W sierpniu 1987 roku, trzy osoby weszły na teren gór w południowych Niemczech, aby zbadać kilka jaskiń - wszelki ślad po nich zaginał. Zarówno policja jak i alpiniści, którzy brali udział w poszukiwaniach nie znaleźli żadnych śladów zaginionych, za wyjątkiem ich samochodu. Trzy miesiące później, w połowie listopada bliscy zaginionych osób odebrali telefon i usłyszeli w słuchawce "jesteśmy na statku, gdzieś na Morzu Czerwonym, płyniemy w kierunku Aleksandrii." Zaginiona trójka nie miała pojęcia jak dostała się na statek, co działo się przez ostatnie trzy miesiące, ani co wydarzyło się wewnątrz góry, którą badali. W Aleksandrii, udali się do konsulatu i powrócili do domu. Historia ta wydarzyła się naprawdę i miała miejsce 14 sierpnia 1987 roku. Trójka odnalezionych to para Hermann i Maria Forster razem z przyjaciółką Moniką Kohn. - wszyscy pochodzą z Monachium
Witajcie w świecie przejść do innych wymiarów, w świecie elfów, gnomów, obcych, podziemnych cywilizacji i paranormalnych tajemnic, które otaczają masyw górski - Untersberg - w Alpach pomiędzy Berchtesgaden w Niemczech, a Salzburg'iem w Austrii.
Obsesja Hitlera
(poniższy tekst nie stanowi aprobaty dla osoby Hitlera, a jedynie opisuje jego obsesję)

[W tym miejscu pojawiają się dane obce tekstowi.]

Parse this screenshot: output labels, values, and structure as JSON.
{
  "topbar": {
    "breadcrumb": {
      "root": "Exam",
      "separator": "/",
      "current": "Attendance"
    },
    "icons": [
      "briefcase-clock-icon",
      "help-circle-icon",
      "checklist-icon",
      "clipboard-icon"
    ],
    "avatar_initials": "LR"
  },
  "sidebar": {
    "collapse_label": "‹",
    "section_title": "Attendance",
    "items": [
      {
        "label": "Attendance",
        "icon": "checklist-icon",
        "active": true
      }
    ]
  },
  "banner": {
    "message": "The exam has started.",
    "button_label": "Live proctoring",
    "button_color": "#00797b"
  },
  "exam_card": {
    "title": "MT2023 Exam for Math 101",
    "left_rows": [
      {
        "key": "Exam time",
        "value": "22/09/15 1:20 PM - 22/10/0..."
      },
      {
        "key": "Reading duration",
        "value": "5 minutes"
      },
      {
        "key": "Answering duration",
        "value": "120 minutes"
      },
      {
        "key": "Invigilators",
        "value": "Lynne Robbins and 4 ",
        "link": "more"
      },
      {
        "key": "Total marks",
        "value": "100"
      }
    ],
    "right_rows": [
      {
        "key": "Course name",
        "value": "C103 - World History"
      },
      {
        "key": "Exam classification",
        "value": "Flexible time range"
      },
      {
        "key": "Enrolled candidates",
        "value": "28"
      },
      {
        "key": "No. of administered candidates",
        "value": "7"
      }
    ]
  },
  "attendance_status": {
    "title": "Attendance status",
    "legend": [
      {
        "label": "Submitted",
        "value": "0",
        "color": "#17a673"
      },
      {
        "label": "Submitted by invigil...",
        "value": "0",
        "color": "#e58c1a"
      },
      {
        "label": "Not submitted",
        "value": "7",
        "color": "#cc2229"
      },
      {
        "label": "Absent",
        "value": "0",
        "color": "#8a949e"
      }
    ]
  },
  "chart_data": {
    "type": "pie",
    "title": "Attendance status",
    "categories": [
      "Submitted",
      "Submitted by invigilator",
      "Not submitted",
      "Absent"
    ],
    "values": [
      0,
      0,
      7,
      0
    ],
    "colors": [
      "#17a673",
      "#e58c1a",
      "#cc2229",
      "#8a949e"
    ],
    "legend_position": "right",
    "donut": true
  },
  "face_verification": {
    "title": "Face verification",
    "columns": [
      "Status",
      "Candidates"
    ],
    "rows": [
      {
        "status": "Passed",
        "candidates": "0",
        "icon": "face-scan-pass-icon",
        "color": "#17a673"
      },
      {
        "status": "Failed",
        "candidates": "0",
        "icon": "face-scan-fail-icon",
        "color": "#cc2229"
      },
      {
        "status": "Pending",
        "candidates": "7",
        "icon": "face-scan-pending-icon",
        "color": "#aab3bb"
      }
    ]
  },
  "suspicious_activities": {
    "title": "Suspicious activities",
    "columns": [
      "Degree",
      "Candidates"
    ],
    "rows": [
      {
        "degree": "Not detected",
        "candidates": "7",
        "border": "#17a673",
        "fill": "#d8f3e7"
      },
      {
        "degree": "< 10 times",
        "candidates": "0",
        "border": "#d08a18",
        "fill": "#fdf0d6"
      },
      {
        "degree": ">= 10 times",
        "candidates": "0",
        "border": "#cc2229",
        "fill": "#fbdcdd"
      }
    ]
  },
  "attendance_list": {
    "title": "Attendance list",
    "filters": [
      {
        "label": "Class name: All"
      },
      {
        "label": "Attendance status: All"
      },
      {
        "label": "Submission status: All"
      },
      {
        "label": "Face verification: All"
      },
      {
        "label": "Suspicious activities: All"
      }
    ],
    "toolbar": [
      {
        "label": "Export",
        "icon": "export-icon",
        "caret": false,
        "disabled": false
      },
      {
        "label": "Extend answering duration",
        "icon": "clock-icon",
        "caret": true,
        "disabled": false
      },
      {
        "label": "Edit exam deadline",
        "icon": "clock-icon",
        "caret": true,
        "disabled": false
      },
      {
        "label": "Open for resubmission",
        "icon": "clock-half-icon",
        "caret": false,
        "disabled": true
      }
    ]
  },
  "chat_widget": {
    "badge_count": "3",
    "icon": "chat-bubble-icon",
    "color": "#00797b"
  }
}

W 1992 roku, podczas wizyty Dalajlamy w Austrii, ten poprosił o możliwość zobaczenia góry, nazywając ją "śpiącym smokiem" i "czakrą serca świata" (przypis. czakra - ośrodek, centrum energetyczne). Nie była to jednak pierwsza sławna osoba, która znała tę górę. Hitler, miał na jej punkcie prawdziwą obsesję, mając nadzieję na dotarcie do nadnaturalnych bytów, które pomogą mu wygrać wojnę, którą przegrywał.
Untersberg
Hitler zbudował dom (nazwany - Berghof, potocznie "góra") położony na stoku Obersalzbergu w Alpach Salzburskich w pobliżu Berchtesgaden w Niemczech. Z tego miejsca mógł obserwować Untersberg przez cały czas. W publikacji Christy Schroeder (sekretarki Hitlera) na temat tej rezydencji Hitlera możemy przeczytać:
"Za przestronnym przejściem z półkolistym łukiem dawnego domu Wachenfeld, z zawieszonymi ciężkimi aksamitnymi portierami w kolorze bordo, znajdowały się szerokie drewniane schody wiodące do Wielkiej Sali./.../ Miała ona 200 metrów kwadratowych powierzchni i była bardzo wysoka. Podłoga wyłożona była welurem w kolorze poziomkowym, a trzy marmurowe schodki wiodły przed kominek, do znajdujących się tam miejsc do siedzenia. Stało tu niewiele mebli ? tylko dwie wielkie szafy, siedzenia po prawej stronie okna, ogromny stół do obrad, globus i po lewej stronie stojący zegar, a poza tym pianino i liczne komódki. Jedna z wielkich szaf miała uchwyty w kształcie męskich głów. Zawierała ona dokumenty nadania obywatelstwa honorowego, starą broń i tym podobne. Druga szafa mieściła za szklanymi szybami stare zastawy z cyny. Wspaniałe gobeliny z pełnymi życia scenami myśliwskimi przykrywały otwory w ścianie, konieczne dla prowadzenia pokazów filmowych./.../ Największe wrażenie w Wielkiej Sali, z jej ciemnobrązowym kasetonowym stropem, robiło w ciągu dnia niezwykłe jak na ówczesne warunki duże okno, które można było otworzyć za pomocą korby; ukazywało wtedy majestatyczną górę Untersberg jakby w specjalnych ramach"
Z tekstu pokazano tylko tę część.